AFL Round 9: West Coast lose to the Pies at home?

by David Bruce

 

I didn’t watch this game.  Didn’t see a single second of it, and if I have my way it will stay that way.

In truth, I’ve not watched a game live since the 2005 GF, but living here in Canberra it couldn’t be any other way even if I wanted it to be.

In theory, the Eagles couldn’t lose this game.  At 3-5, but with the core of a premiership side from only three years ago, at home and having been playing reasonably well against a Collingwood side that was barely their seconds and terribly over-rated when at full strength, it was – as they say – a “must win game”.

If that wasn’t enough for the alarm bells to ring, then the first rains for 2009 were a clear danger sign.  Anything that threw even a hint of uncertainty into the outcome was of concern.

We sat down to dinner as afl.com.au showed the first quarter getting underway.  The pies (deliberately lower case) got the first score, it seemed an ill-omen.  The net is a cold, soulless place at best, and ‘watching’ footy by way of a updating webpage during a dinner party might just be the most soulless of all, without even the consolation of (presumably, hopefully) the vision of a decent effort to soften the blow of an increasingly concerning scoreline.

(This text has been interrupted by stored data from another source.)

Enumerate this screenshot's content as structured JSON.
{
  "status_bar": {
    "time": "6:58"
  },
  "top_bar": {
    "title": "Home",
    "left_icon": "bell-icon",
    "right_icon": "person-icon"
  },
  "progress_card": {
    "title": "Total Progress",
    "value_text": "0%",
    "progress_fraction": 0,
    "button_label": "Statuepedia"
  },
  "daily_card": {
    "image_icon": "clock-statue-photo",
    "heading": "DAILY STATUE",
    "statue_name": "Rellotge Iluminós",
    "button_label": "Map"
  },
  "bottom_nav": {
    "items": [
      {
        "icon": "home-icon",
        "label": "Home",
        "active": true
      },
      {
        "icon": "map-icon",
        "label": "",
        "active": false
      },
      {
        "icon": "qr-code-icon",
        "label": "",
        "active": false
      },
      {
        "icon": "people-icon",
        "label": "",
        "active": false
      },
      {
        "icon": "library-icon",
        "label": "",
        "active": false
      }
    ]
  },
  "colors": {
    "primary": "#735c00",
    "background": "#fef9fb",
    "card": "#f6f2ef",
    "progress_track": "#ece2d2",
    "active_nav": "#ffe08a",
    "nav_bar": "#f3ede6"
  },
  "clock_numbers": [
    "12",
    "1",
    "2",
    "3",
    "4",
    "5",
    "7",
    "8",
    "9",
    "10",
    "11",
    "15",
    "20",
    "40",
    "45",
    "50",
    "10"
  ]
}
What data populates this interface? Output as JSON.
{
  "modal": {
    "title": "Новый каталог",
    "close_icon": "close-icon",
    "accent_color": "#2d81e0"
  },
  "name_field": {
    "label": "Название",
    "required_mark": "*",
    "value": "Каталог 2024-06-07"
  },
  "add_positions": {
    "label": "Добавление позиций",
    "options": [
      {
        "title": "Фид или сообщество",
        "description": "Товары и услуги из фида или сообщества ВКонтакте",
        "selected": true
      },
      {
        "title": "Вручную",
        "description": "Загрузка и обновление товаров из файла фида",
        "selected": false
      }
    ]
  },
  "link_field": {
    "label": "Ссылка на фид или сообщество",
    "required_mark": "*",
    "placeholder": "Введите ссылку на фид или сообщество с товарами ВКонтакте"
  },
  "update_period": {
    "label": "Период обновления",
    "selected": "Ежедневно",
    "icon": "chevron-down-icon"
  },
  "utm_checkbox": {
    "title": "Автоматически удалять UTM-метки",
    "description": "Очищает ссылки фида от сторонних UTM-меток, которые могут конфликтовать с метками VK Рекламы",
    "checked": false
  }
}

There are moments in sport, as in life, that are much bigger than their superficial appearance.  They carry a meaning that goes far beyond the moment.  Craig McDermott being given out caught behind to Courtney Walsh at Adelaide Oval in 1993 was more about Allan Border’s whole career than that Test.  Justin Langer mis-fielding at deep mid-wicket and conceding a needless boundary in an early tour game seemed clumsy at the time, but took on more serious tones as a harbinger of what was to come on the 2005 Ashes tour.  And let us not even talk of the early signs in the last round of the 1996 US Masters golf.

And so ends the Eagles 2009 season.  They should have been a 5th-8th team this year.  Good enough to win their home games and pick up one or two away, and getting back on track.  Beating an understrength Collingwood at home, reinforcing the home ground advantage – these were necessities, not niceties.

Instead, this loss confirms my fears that 2005 and 2006 were more the aberration than 2008.  The Eagles were OK in 05-06, but I thought at the time and still do now that their run had more to do with the fact that no-one was particularly good in those years.  If Sydney could be seriously competitive playing that rubbish, we should all have recognised the dearth of real quality in the league at the time.

And so tonight was the season in a microcosm.  Keeping track of the score on frequent, but increasingly depressing visits to the kitchen, my team’s season slipped away.  By the time we cracked out the chocolate Bavarian and the second bottle of red, it was all over.

I don’t even know the final score, having resorted to the very last hope of a comeback after you turn it off, knowing this works but once a century, and even then only against Geelong.

I don’t know who played well, and I don’t really care.  It would be nice to think that Collingwood, with their backs against the wall and their own season on the line, finally played some decent football.  But I can’t help think that this was a game for the Eagles to lose, and lose it they did.

There are some acceptable losses in sport, we all know that no matter what coaches and players tell us.  The corollary of course is that there are some unacceptable losses as well.

About the only good things I can say about tonight are: I can get on with watching neutral games; and at least in a drought at least the weather is good for golf.

Comments

  1. Pamela Sherpa says

    David,I find the net is a lifeline for getting the footy scores and radio coverage. One advantage of living away from your team is that if they are having a bad trot you can avoid the fallout that accompanies it. Don’t depair, if you need a distraction from thinking about your own team the AFL is coming to the rescue with a game on in town this weekend.